Figure 7. HUCMSCs-derived exosomes inhibit the growth of H1299 cells in vivo. (A) growth rate of tumors formed by H1299 cells in vivo; (B) representative images of tumors; (C) miR-320a expression and mRNA expression of SOX4, Wnt1 and β-catenin in xenograft tumors by RT-qPCR; (D) the staining intensity of KI67 in xenograft tumors examined by immunohistochemical staining. All data are expressed as the mean ± SEM. The differences among groups were analyzed by a two-way ANOVA followed by Tukey’s post hoc test or unpaired t test (n = 5). **p < 0.01.
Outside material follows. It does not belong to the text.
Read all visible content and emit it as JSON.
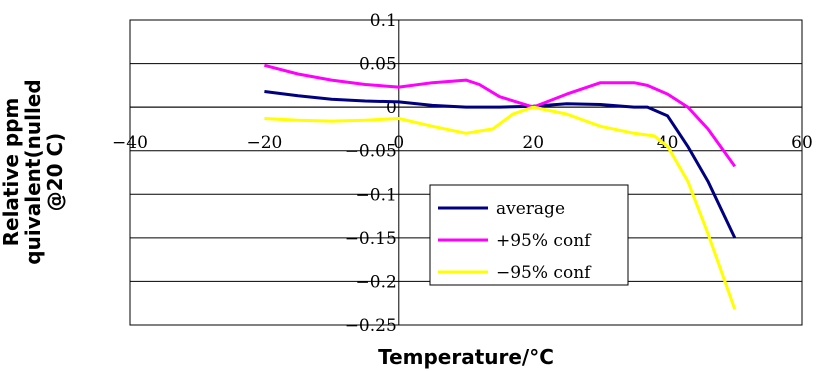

Figure 8. Schematic diagram summarizes the miR‐320a-containing exosomes/SOX4/Wnt/β-catenin axis and its functions in lung cancer. HUCMSCs-derived exosomes block the Wnt/β-catenin pathway and therefore inhibit cell growth and aggressiveness by transferring miR-320a to inhibit SOX4 expression in lung cancer.
Data availability statement
All the data generated or analyzed during this study are included in this published article.